I like Todd Akin. He’s been my Congressman for many years, and while, like most Republicans, he loves defense spending too much to be a genuine “small-government conservative,” he also hasn’t been afraid to buck his party on expansionary projects like No Child Left Behind. But I sure didn’t expect him to turn his Senate race into national news.

Akin jumped into boiling water Sunday when he defended his absolute position against abortion by adding that “from what I understand from doctors,” pregnancy from “legitimate rape” is “really rare.” It seems that claims that raped women are less likely to get pregnant have been floating around the edges of the pro-life world for decades, but it also seems that such claims are most likely false, and even though there has been research “which showed a lower rate of pregnancy among rape victims,” that’s still a far cry from “really rare” – and the unavoidable implication that most pregnant rape victims weren’t really raped.

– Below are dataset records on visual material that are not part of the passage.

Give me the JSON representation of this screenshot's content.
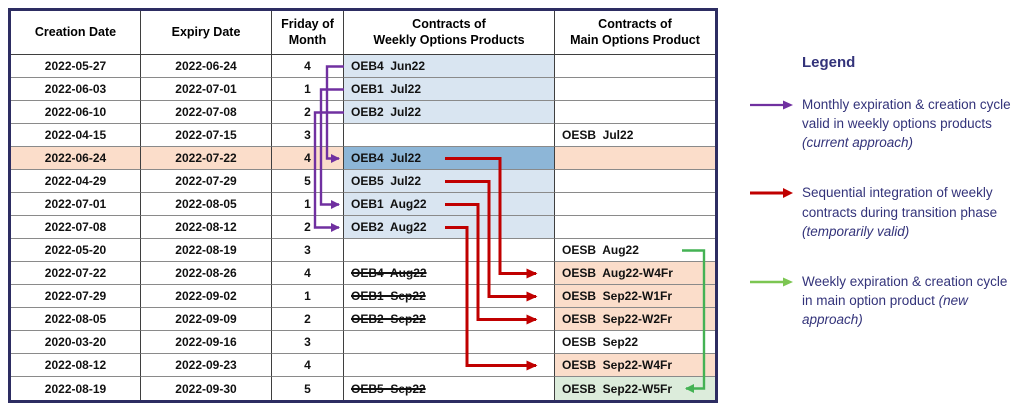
{
  "colors": {
    "navy": "#2d2d62",
    "peach": "#fbddca",
    "lightblue": "#d9e5f1",
    "darkblue": "#8db6d7",
    "greencell": "#dcecdb",
    "purple_arrow": "#7030a0",
    "red_arrow": "#c00000",
    "green_arrow": "#44b254",
    "legend_green_arrow": "#7cc652",
    "legend_text": "#33337a"
  },
  "table": {
    "headers": [
      "Creation Date",
      "Expiry Date",
      "Friday of\nMonth",
      "Contracts of\nWeekly Options Products",
      "Contracts of\nMain Options Product"
    ],
    "rows": [
      {
        "creation": "2022-05-27",
        "expiry": "2022-06-24",
        "friday": "4",
        "weekly": {
          "text": "OEB4  Jun22",
          "bg": "lightblue",
          "struck": false
        },
        "main": {
          "text": "",
          "bg": ""
        },
        "highlight": false
      },
      {
        "creation": "2022-06-03",
        "expiry": "2022-07-01",
        "friday": "1",
        "weekly": {
          "text": "OEB1  Jul22",
          "bg": "lightblue",
          "struck": false
        },
        "main": {
          "text": "",
          "bg": ""
        },
        "highlight": false
      },
      {
        "creation": "2022-06-10",
        "expiry": "2022-07-08",
        "friday": "2",
        "weekly": {
          "text": "OEB2  Jul22",
          "bg": "lightblue",
          "struck": false
        },
        "main": {
          "text": "",
          "bg": ""
        },
        "highlight": false
      },
      {
        "creation": "2022-04-15",
        "expiry": "2022-07-15",
        "friday": "3",
        "weekly": {
          "text": "",
          "bg": "",
          "struck": false
        },
        "main": {
          "text": "OESB  Jul22",
          "bg": ""
        },
        "highlight": false
      },
      {
        "creation": "2022-06-24",
        "expiry": "2022-07-22",
        "friday": "4",
        "weekly": {
          "text": "OEB4  Jul22",
          "bg": "darkblue",
          "struck": false
        },
        "main": {
          "text": "",
          "bg": "peach"
        },
        "highlight": true
      },
      {
        "creation": "2022-04-29",
        "expiry": "2022-07-29",
        "friday": "5",
        "weekly": {
          "text": "OEB5  Jul22",
          "bg": "lightblue",
          "struck": false
        },
        "main": {
          "text": "",
          "bg": ""
        },
        "highlight": false
      },
      {
        "creation": "2022-07-01",
        "expiry": "2022-08-05",
        "friday": "1",
        "weekly": {
          "text": "OEB1  Aug22",
          "bg": "lightblue",
          "struck": false
        },
        "main": {
          "text": "",
          "bg": ""
        },
        "highlight": false
      },
      {
        "creation": "2022-07-08",
        "expiry": "2022-08-12",
        "friday": "2",
        "weekly": {
          "text": "OEB2  Aug22",
          "bg": "lightblue",
          "struck": false
        },
        "main": {
          "text": "",
          "bg": ""
        },
        "highlight": false
      },
      {
        "creation": "2022-05-20",
        "expiry": "2022-08-19",
        "friday": "3",
        "weekly": {
          "text": "",
          "bg": "",
          "struck": false
        },
        "main": {
          "text": "OESB  Aug22",
          "bg": ""
        },
        "highlight": false
      },
      {
        "creation": "2022-07-22",
        "expiry": "2022-08-26",
        "friday": "4",
        "weekly": {
          "text": "OEB4  Aug22",
          "bg": "",
          "struck": true
        },
        "main": {
          "text": "OESB  Aug22-W4Fr",
          "bg": "peach"
        },
        "highlight": false
      },
      {
        "creation": "2022-07-29",
        "expiry": "2022-09-02",
        "friday": "1",
        "weekly": {
          "text": "OEB1  Sep22",
          "bg": "",
          "struck": true
        },
        "main": {
          "text": "OESB  Sep22-W1Fr",
          "bg": "peach"
        },
        "highlight": false
      },
      {
        "creation": "2022-08-05",
        "expiry": "2022-09-09",
        "friday": "2",
        "weekly": {
          "text": "OEB2  Sep22",
          "bg": "",
          "struck": true
        },
        "main": {
          "text": "OESB  Sep22-W2Fr",
          "bg": "peach"
        },
        "highlight": false
      },
      {
        "creation": "2020-03-20",
        "expiry": "2022-09-16",
        "friday": "3",
        "weekly": {
          "text": "",
          "bg": "",
          "struck": false
        },
        "main": {
          "text": "OESB  Sep22",
          "bg": ""
        },
        "highlight": false
      },
      {
        "creation": "2022-08-12",
        "expiry": "2022-09-23",
        "friday": "4",
        "weekly": {
          "text": "",
          "bg": "",
          "struck": false
        },
        "main": {
          "text": "OESB  Sep22-W4Fr",
          "bg": "peach"
        },
        "highlight": false
      },
      {
        "creation": "2022-08-19",
        "expiry": "2022-09-30",
        "friday": "5",
        "weekly": {
          "text": "OEB5  Sep22",
          "bg": "",
          "struck": true
        },
        "main": {
          "text": "OESB  Sep22-W5Fr",
          "bg": "green"
        },
        "highlight": false
      }
    ]
  },
  "links": {
    "purple": [
      {
        "from_row": 1,
        "to_row": 5
      },
      {
        "from_row": 2,
        "to_row": 7
      },
      {
        "from_row": 3,
        "to_row": 8
      }
    ],
    "red": [
      {
        "from_row": 5,
        "to_row": 10
      },
      {
        "from_row": 6,
        "to_row": 11
      },
      {
        "from_row": 7,
        "to_row": 12
      },
      {
        "from_row": 8,
        "to_row": 14
      }
    ],
    "green": [
      {
        "from_row": 9,
        "to_row": 15
      }
    ]
  },
  "legend": {
    "title": "Legend",
    "items": [
      {
        "arrow": "purple",
        "text": "Monthly expiration & creation cycle valid in weekly options products",
        "italic": "(current approach)"
      },
      {
        "arrow": "red",
        "text": "Sequential integration of weekly contracts during transition phase",
        "italic": "(temporarily valid)"
      },
      {
        "arrow": "green",
        "text": "Weekly expiration & creation cycle in main option product",
        "italic": "(new approach)"
      }
    ]
  }
}
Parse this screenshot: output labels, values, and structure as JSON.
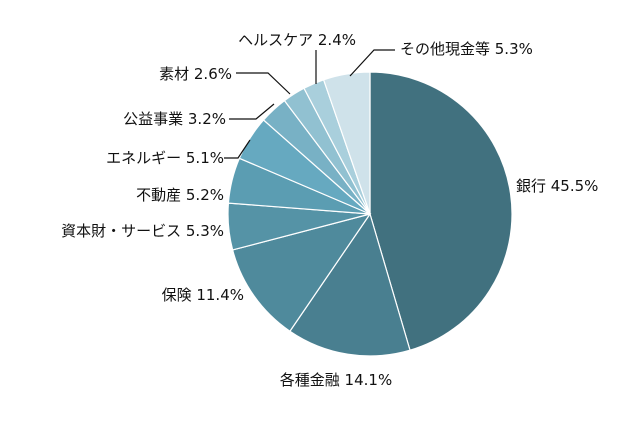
{
  "chart_data": {
    "type": "pie",
    "start": "12 o'clock",
    "direction": "clockwise",
    "legend": "none",
    "slices": [
      {
        "label": "銀行",
        "value": 45.5,
        "display": "銀行 45.5%",
        "color": "#41717f"
      },
      {
        "label": "各種金融",
        "value": 14.1,
        "display": "各種金融 14.1%",
        "color": "#497f90"
      },
      {
        "label": "保険",
        "value": 11.4,
        "display": "保険 11.4%",
        "color": "#4f8a9c"
      },
      {
        "label": "資本財・サービス",
        "value": 5.3,
        "display": "資本財・サービス 5.3%",
        "color": "#5593a6"
      },
      {
        "label": "不動産",
        "value": 5.2,
        "display": "不動産 5.2%",
        "color": "#5b9db2"
      },
      {
        "label": "エネルギー",
        "value": 5.1,
        "display": "エネルギー 5.1%",
        "color": "#66a9c0"
      },
      {
        "label": "公益事業",
        "value": 3.2,
        "display": "公益事業 3.2%",
        "color": "#78b1c5"
      },
      {
        "label": "素材",
        "value": 2.6,
        "display": "素材 2.6%",
        "color": "#91c1d1"
      },
      {
        "label": "ヘルスケア",
        "value": 2.4,
        "display": "ヘルスケア 2.4%",
        "color": "#a9cfdc"
      },
      {
        "label": "その他現金等",
        "value": 5.3,
        "display": "その他現金等 5.3%",
        "color": "#cfe2ea"
      }
    ]
  }
}
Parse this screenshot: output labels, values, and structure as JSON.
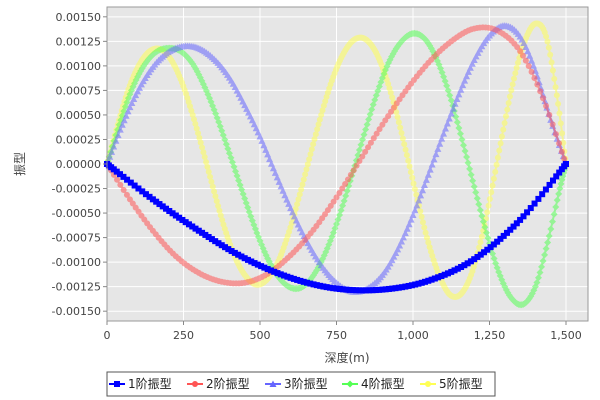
{
  "chart_data": {
    "type": "line",
    "xlabel": "深度(m)",
    "ylabel": "振型",
    "xlim": [
      0,
      1500
    ],
    "ylim": [
      -0.0016,
      0.0016
    ],
    "x_ticks": [
      "0",
      "250",
      "500",
      "750",
      "1,000",
      "1,250",
      "1,500"
    ],
    "y_ticks": [
      "-0.00150",
      "-0.00125",
      "-0.00100",
      "-0.00075",
      "-0.00050",
      "-0.00025",
      "0.00000",
      "0.00025",
      "0.00050",
      "0.00075",
      "0.00100",
      "0.00125",
      "0.00150"
    ],
    "grid": true,
    "legend_position": "bottom",
    "series": [
      {
        "name": "1阶振型",
        "color": "#0000ff",
        "marker": "square",
        "x": [
          0,
          150,
          300,
          450,
          600,
          750,
          900,
          1050,
          1200,
          1350,
          1500
        ],
        "y": [
          0,
          -0.00036,
          -0.00068,
          -0.00096,
          -0.00116,
          -0.00127,
          -0.00128,
          -0.00119,
          -0.00097,
          -0.00057,
          0
        ]
      },
      {
        "name": "2阶振型",
        "color": "#ff5555",
        "marker": "circle",
        "x": [
          0,
          75,
          150,
          225,
          300,
          375,
          450,
          525,
          600,
          675,
          750,
          825,
          900,
          975,
          1050,
          1125,
          1200,
          1275,
          1350,
          1425,
          1500
        ],
        "y": [
          0,
          -0.00036,
          -0.00068,
          -0.00094,
          -0.00111,
          -0.0012,
          -0.00121,
          -0.00112,
          -0.00093,
          -0.00067,
          -0.00034,
          3e-05,
          0.0004,
          0.00074,
          0.00103,
          0.00125,
          0.00138,
          0.00136,
          0.00115,
          0.00067,
          0
        ]
      },
      {
        "name": "3阶振型",
        "color": "#6666ff",
        "marker": "triangle",
        "x": [
          0,
          50,
          100,
          150,
          200,
          250,
          300,
          350,
          400,
          450,
          500,
          550,
          600,
          650,
          700,
          750,
          800,
          850,
          900,
          950,
          1000,
          1050,
          1100,
          1150,
          1200,
          1250,
          1300,
          1350,
          1400,
          1450,
          1500
        ],
        "y": [
          0,
          0.0004,
          0.00074,
          0.00099,
          0.00114,
          0.0012,
          0.00118,
          0.00107,
          0.00088,
          0.0006,
          0.00028,
          -9e-05,
          -0.00045,
          -0.00077,
          -0.00103,
          -0.00121,
          -0.0013,
          -0.00127,
          -0.00113,
          -0.00087,
          -0.00052,
          -0.00011,
          0.00031,
          0.00071,
          0.00106,
          0.00131,
          0.00141,
          0.0013,
          0.00095,
          0.00045,
          0
        ]
      },
      {
        "name": "4阶振型",
        "color": "#55ff55",
        "marker": "diamond",
        "x": [
          0,
          40,
          80,
          120,
          160,
          200,
          240,
          280,
          320,
          360,
          400,
          440,
          480,
          520,
          560,
          600,
          640,
          680,
          720,
          760,
          800,
          840,
          880,
          920,
          960,
          1000,
          1040,
          1080,
          1120,
          1160,
          1200,
          1240,
          1280,
          1320,
          1360,
          1400,
          1440,
          1480,
          1500
        ],
        "y": [
          0,
          0.0004,
          0.00075,
          0.001,
          0.00114,
          0.00118,
          0.00115,
          0.00102,
          0.00078,
          0.00047,
          0.00011,
          -0.00026,
          -0.00062,
          -0.00093,
          -0.00115,
          -0.00126,
          -0.00125,
          -0.00111,
          -0.00086,
          -0.00052,
          -0.00012,
          0.0003,
          0.0007,
          0.00103,
          0.00124,
          0.00133,
          0.00127,
          0.00105,
          0.0007,
          0.00025,
          -0.00023,
          -0.0007,
          -0.0011,
          -0.00136,
          -0.00143,
          -0.00125,
          -0.0008,
          -0.00025,
          0
        ]
      },
      {
        "name": "5阶振型",
        "color": "#ffff55",
        "marker": "circle",
        "x": [
          0,
          35,
          70,
          105,
          140,
          175,
          210,
          245,
          280,
          315,
          350,
          385,
          420,
          455,
          490,
          525,
          560,
          595,
          630,
          665,
          700,
          735,
          770,
          805,
          840,
          875,
          910,
          945,
          980,
          1015,
          1050,
          1085,
          1120,
          1155,
          1190,
          1225,
          1260,
          1295,
          1330,
          1365,
          1400,
          1435,
          1470,
          1500
        ],
        "y": [
          0,
          0.0004,
          0.00076,
          0.00101,
          0.00115,
          0.00117,
          0.00106,
          0.00083,
          0.0005,
          0.00012,
          -0.00028,
          -0.00066,
          -0.00096,
          -0.00115,
          -0.00123,
          -0.00117,
          -0.00099,
          -0.00069,
          -0.00031,
          0.0001,
          0.0005,
          0.00085,
          0.00111,
          0.00126,
          0.00128,
          0.00116,
          0.0009,
          0.00053,
          9e-05,
          -0.00037,
          -0.0008,
          -0.00113,
          -0.00133,
          -0.00133,
          -0.00113,
          -0.00074,
          -0.00022,
          0.00035,
          0.00087,
          0.00125,
          0.00143,
          0.0013,
          0.0007,
          0
        ]
      }
    ]
  }
}
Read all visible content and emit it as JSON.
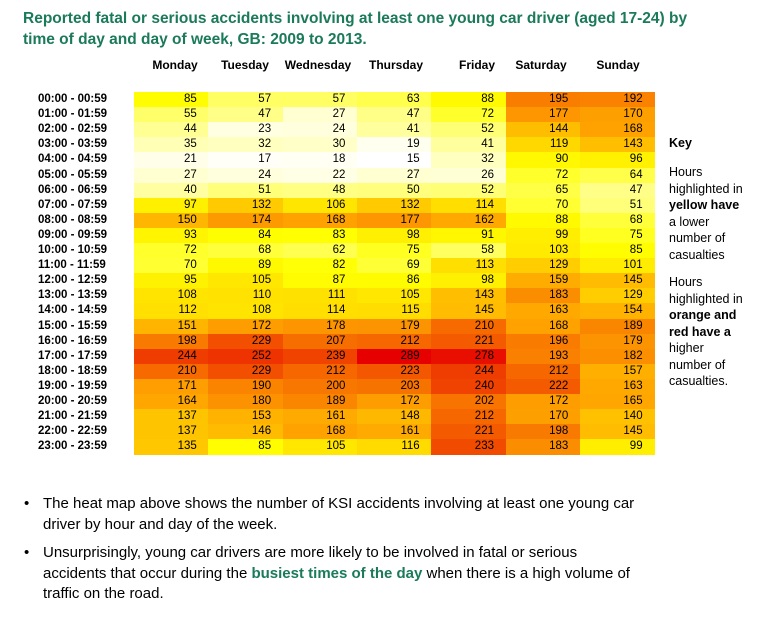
{
  "title": "Reported fatal or serious accidents involving at least one young car driver (aged 17-24) by time of day and day of week, GB: 2009 to 2013.",
  "chart_data": {
    "type": "heatmap",
    "title": "Reported fatal or serious accidents involving at least one young car driver (aged 17-24) by time of day and day of week, GB: 2009 to 2013.",
    "columns": [
      "Monday",
      "Tuesday",
      "Wednesday",
      "Thursday",
      "Friday",
      "Saturday",
      "Sunday"
    ],
    "rows": [
      "00:00 - 00:59",
      "01:00 - 01:59",
      "02:00 - 02:59",
      "03:00 - 03:59",
      "04:00 - 04:59",
      "05:00 - 05:59",
      "06:00 - 06:59",
      "07:00 - 07:59",
      "08:00 - 08:59",
      "09:00 - 09:59",
      "10:00 - 10:59",
      "11:00 - 11:59",
      "12:00 - 12:59",
      "13:00 - 13:59",
      "14:00 - 14:59",
      "15:00 - 15:59",
      "16:00 - 16:59",
      "17:00 - 17:59",
      "18:00 - 18:59",
      "19:00 - 19:59",
      "20:00 - 20:59",
      "21:00 - 21:59",
      "22:00 - 22:59",
      "23:00 - 23:59"
    ],
    "values": [
      [
        85,
        57,
        57,
        63,
        88,
        195,
        192
      ],
      [
        55,
        47,
        27,
        47,
        72,
        177,
        170
      ],
      [
        44,
        23,
        24,
        41,
        52,
        144,
        168
      ],
      [
        35,
        32,
        30,
        19,
        41,
        119,
        143
      ],
      [
        21,
        17,
        18,
        15,
        32,
        90,
        96
      ],
      [
        27,
        24,
        22,
        27,
        26,
        72,
        64
      ],
      [
        40,
        51,
        48,
        50,
        52,
        65,
        47
      ],
      [
        97,
        132,
        106,
        132,
        114,
        70,
        51
      ],
      [
        150,
        174,
        168,
        177,
        162,
        88,
        68
      ],
      [
        93,
        84,
        83,
        98,
        91,
        99,
        75
      ],
      [
        72,
        68,
        62,
        75,
        58,
        103,
        85
      ],
      [
        70,
        89,
        82,
        69,
        113,
        129,
        101
      ],
      [
        95,
        105,
        87,
        86,
        98,
        159,
        145
      ],
      [
        108,
        110,
        111,
        105,
        143,
        183,
        129
      ],
      [
        112,
        108,
        114,
        115,
        145,
        163,
        154
      ],
      [
        151,
        172,
        178,
        179,
        210,
        168,
        189
      ],
      [
        198,
        229,
        207,
        212,
        221,
        196,
        179
      ],
      [
        244,
        252,
        239,
        289,
        278,
        193,
        182
      ],
      [
        210,
        229,
        212,
        223,
        244,
        212,
        157
      ],
      [
        171,
        190,
        200,
        203,
        240,
        222,
        163
      ],
      [
        164,
        180,
        189,
        172,
        202,
        172,
        165
      ],
      [
        137,
        153,
        161,
        148,
        212,
        170,
        140
      ],
      [
        137,
        146,
        168,
        161,
        221,
        198,
        145
      ],
      [
        135,
        85,
        105,
        116,
        233,
        183,
        99
      ]
    ],
    "color_scale": [
      "#ffffff",
      "#ffff00",
      "#ffa500",
      "#e60000"
    ]
  },
  "key": {
    "title": "Key",
    "yellow_lines": [
      "Hours",
      "highlighted in",
      "yellow have",
      "a lower",
      "number of",
      "casualties"
    ],
    "red_lines": [
      "Hours",
      "highlighted in",
      "orange and",
      "red have a",
      "higher",
      "number of",
      "casualties."
    ]
  },
  "bullets": {
    "b1_line1": "The heat map above shows the number of KSI accidents involving at least one young car",
    "b1_line2": "driver by hour and day of the week.",
    "b2_line1": "Unsurprisingly, young car drivers are more likely to be involved in fatal or serious",
    "b2_line2a": "accidents that occur during the ",
    "b2_highlight": "busiest times of the day",
    "b2_line2b": " when there is a high volume of",
    "b2_line3": "traffic on the road."
  }
}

But Akin thought he was just passing along a little-known fact that helped support his position. It’s the kind of dubious little-known “fact” that gets thrown around so often on controversial positions that I like to call them “performance-enhancing facts.” When you hold a controversial opinion, and others don’t agree with the position on its own merits, it’s tempting to enhance the position with facts about how the position really makes things better or isn’t as bad as other people think. You can make reasonable arguments for being 100% pro-life, but a lot of people are uneasy about no-abortion-for-rapes, and if you have a “fact” that those hardly ever happen anyway, well, you’ve just lowered the impact of that argument without having to respond to it.

Activists of all political stripes do this all the time. Just ask a liberal who gets his facts about hydraulic fracking from Gasland or health care from Sicko. You may support single-payer healthcare because you think it leads to better outcomes, but you don’t have to hype it with distorted facts about Cuba’s infant-mortality rate. On the other side, there’s plenty of strong evidence that the right to bear arms makes citizens safer; you don’t have to enhance that position by claiming Hitler’s gun control laws caused the Holocaust.

Truth is hard. From one-sided documentaries that present conclusions devoid of context to contradictory studies that can support almost anything to complicated historical events that can be explained by several different convenient narratives, it can be really hard to tell fact from fiction. It’s easy to see how activists – who by their very nature are already convinced about something that most of the public is not – can accidentally or deliberately stretch the truth, misinterpret studies, or simply be misled, until these performance-enhancing facts get thrown around and suddenly we have unstoppable legends that 99% of CEOs pay 0% taxes while fetuses have the brain development to do calculus by the third week!

Performance-enhancing facts can backfire, especially when you utter one on a local TV interview that happens to be so suspect that it launches a national firestorm and causes many of your political colleagues and pundits to ask you to abandon your race (though I think it’s funny that the DC echo chamber is surprised when early new polling shows no change in Akin’s lead). But what’s really bad about performance-enhancing facts is that they give your opponents room to unfairly denounce your position. All over the Internet yesterday progressives were mocking the no-exceptions-for-abortion position, claiming (for instance) that Republicans like Paul Ryan have the same abhorrent views as Todd Akin because they all co-sponsored a bill to remove federal funding for abortion for certain kinds of rape.

But that’s a ridiculous jump in logic. Just because Akin opposes abortions for rape because of this statistic doesn’t mean all other Republicans believe it (though plenty of liberals are assuming that to be a fact despite complete lack of evidence). You can disregard the bad fact about rape pregnancy proportions and still reasonably oppose all abortions and work to limit them in whatever way you can; if a fetus is a human being, murder is still murder and two wrongs don’t make a right. I suspect that’s the real reason Akin opposes abortions for rape, anyway; he only walked into controversy when he declined to answer the objection and opted for an attempt to dismantle it.

It’s hard to separate performance-enhancing facts from real truths. But I’ve started to become skeptical of secondary statistics that hype a position or downplay objections to it instead of developing the better argument. It’s an attempt to persuade people to accept your position without getting them to agree with your position, but sometimes people will just disagree with you, and sometimes that’s OK.